Thinking back to the music system in Lord of the Rings Online:
Upon release, there was a simple system where you could play tunes by equipping a pipe, lute or drums and use your computer keyboard like a monophonic piano keyboard - it was a bit awkward and you had only one and a half octaves to play with but some folk could put on really good shows - players would stop to gather round and listen, and even join in with drums. Of course there were always syncing issues and the music was a little thin and not many people were good enough players to make pleasant melodies.
So, they overhauled the system, made an external silent beat to sync to and introduced music notation macros in the form of ABC (which sounds similar to MML.) The idea was to allow those of lesser skill to equip their instrument and 'play' simple phrases with one repeated key press - perhaps changing key at intervals with another key. The more talented players could add an extemporaneous tune over the top of this accompaniment and everyone could join the music making.

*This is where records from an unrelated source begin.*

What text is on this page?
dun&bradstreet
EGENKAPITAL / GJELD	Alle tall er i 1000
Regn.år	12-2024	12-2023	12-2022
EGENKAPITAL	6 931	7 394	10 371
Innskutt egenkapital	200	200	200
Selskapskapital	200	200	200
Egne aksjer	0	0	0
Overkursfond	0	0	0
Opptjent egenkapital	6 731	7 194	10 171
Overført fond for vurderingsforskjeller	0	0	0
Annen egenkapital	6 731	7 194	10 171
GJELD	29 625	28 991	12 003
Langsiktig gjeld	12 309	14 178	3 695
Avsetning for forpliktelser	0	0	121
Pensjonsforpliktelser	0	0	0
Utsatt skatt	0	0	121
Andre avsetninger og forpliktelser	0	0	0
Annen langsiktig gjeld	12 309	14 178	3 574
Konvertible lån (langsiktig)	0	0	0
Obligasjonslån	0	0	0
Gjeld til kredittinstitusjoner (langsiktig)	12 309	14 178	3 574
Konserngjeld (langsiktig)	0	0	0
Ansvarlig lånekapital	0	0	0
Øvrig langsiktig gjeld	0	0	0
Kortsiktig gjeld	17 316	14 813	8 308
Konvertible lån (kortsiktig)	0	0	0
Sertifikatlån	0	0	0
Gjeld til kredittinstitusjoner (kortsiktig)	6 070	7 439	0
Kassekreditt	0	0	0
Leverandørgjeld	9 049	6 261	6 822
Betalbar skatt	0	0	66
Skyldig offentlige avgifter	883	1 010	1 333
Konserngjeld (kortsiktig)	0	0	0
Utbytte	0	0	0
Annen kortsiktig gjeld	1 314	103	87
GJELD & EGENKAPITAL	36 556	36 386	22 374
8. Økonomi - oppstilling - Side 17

What actually happened was that people would make tunes and even fully fledged multipart musical scores in ABC that played with one keypress for each instrument/player. They sounded great, but it wasn't really live music being played anymore - just a computer program running and a lot of the excitement went out of the system.
Having a system which requires real, continuous input from the player makes the musical play more real and enjoyable. For many people, it appears that the Rock Band style of play is more than enough to engage them - it is, presumably, the closest they will ever get to creating music and I guess it might allow some small degree of emotional shaping of the music by anticipating or delaying the beat - or even forcing the tempo, if it is cleverly programmed (oddly, things that you must strive to avoid doing in the Rock Band style of gameplay.)
For me, trying to peck out The Blue Danube Waltz on a QWERTY keyboard while my friend tries gamely to keep his simple three beat drum/snare accompaniment on the beat (with 100ms pings to the server for each of us) was a joy and frustration that I'd love to revisit.